The survey highlights the acceleration in adoption noted anecdotally in the FX market through 2018 as firms met the first quarter deadline for signing a Statement of Commitment (SoC), however there are potentially a few worrying findings. It is important to note that the demographic make up of respondents differed from the 2017 survey so direct comparisons are tricky, however the fact that 30% of sell side firms had not adopted the Code has raised eyebrows.
A source close to the GFXC says that while this number is higher than expected, it largely reflects those firms who responded to the survey. “There were significant responses from markets like India and China where there are a tremendous amount of sell side firms that are maybe still working through the adoption process,” the source suggests.
Elsewhere, while the GFXC highlights in its key findings on adoption that “the majority of respondents indicated they expected or required their counterparties to adhere to the Code (82%); 47% expected or required use of the SoC,” there is more devil in the detail. Just seven of the 303 respondents observed that their firm required its counterparties to adhere to the Code but had no expectations they should have signed an SoC, and just six firms said their firm required its counterparties to adhere to the Code and have a signed SoC.

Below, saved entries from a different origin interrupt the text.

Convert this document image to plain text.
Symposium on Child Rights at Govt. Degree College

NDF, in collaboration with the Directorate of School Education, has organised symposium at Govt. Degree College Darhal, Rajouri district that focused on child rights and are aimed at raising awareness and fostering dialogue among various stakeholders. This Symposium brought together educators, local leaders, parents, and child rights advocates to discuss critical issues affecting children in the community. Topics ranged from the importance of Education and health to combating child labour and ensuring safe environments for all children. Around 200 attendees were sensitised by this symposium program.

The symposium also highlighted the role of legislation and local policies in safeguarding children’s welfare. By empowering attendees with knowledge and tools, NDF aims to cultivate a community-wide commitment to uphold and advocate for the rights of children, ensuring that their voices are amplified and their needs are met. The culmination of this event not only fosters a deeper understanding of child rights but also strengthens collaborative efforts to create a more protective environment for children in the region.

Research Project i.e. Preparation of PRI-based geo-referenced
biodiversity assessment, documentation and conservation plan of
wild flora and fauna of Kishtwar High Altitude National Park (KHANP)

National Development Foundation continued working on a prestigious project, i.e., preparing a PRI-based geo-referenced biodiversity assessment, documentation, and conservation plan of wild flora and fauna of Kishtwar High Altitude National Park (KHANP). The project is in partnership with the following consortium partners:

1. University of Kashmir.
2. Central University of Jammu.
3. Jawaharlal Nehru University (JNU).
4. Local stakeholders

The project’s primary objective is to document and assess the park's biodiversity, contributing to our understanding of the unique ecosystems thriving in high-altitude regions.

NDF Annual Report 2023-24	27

This suggests that while the majority of firms expect their counterparties to adopt the Code, it is clearly not a deal breaker. The GFXC says that reasons for adopting the Code varied, but for respondents who had not yet decided to adopt, the level of adoption across the market is an important consideration.
Just 26 of the 303 responding firms reported their firm had done nothing to embed and monitor the Code in their practices. Amongst the vast majority that had taken steps to embed the Code, the most common were staff training and incorporating the Code in internal documentation. Respondents also noted that the biggest challenges to implementing the Code involved maintaining an audit trails and setting a suitable level of training for staff.
While the 2017 survey asked respondents what effect they though the Code would have going forward, the latest survey looks back and asks what impact the Code has had. In 2017 most respondents thought the Code would have a positive impact on the FX market and that has been confirmed in the latest survey with the majority of respondents seeing a “very positive” or “positive” impact from the Code within their firm across all areas.
Again though, a few outliers emerge a very few respondents in each category have seen a “somewhat negative” impact from the Code within their firm. These include the critical areas of transparent and fair order handling (one respondent somewhat negative), transparency around pre-hedging practices (three respondents somewhat negative),transparency around reference prices are established (two, with one respondent “very negative”), transparency around mark up prices (five), transparency around last look practices (three), the appropriate handling of confidential information (three), and the appropriate treatment of confidential information when giving market colour (five).
Perhaps the most interesting result from the survey is around observed behaviours. The GFXC asked respondents how often they encountered certain desirable market behaviours linked to specific Code principles. In both the 2017 and 2018 surveys the majority of respondents reported encountering these desirable behaviours “Always” or “Often” (approx. 60-80%), however for questions related to “experience of desirable behaviours”, the 2018 results showed a small decrease in the share of respondents answering “Always” and an increased share of respondents answering “Occasionally”.
Given differences in the respondent pool, the GFXC says it is not relying on year-to-year comparisons. “Nonetheless, the apparent variation in the responses to questions related to “experience of desirable behaviours” is worth exploring,” it states. “The GFXC plans to undertake further work to understand whether actual market behaviours are changing, or whether expectations about what constitutes desirable behaviour have changed, or whether other factors or trends are in play.”
Overall the survey represents a very positive picture for the adoption and impact of the Global Code, however it should also caution against complacency. As the outreach effort being conducted by the GFXC continues, adoptions levels should rise further and as more surveys are conducted a more stable view of behaviours is likely to emerge.
That said, the sense is that 2018 was probably the year in which the GFXC picked the last of the low hanging fruit and that 2019 onwards will see progress slow but, hopefully, not stall.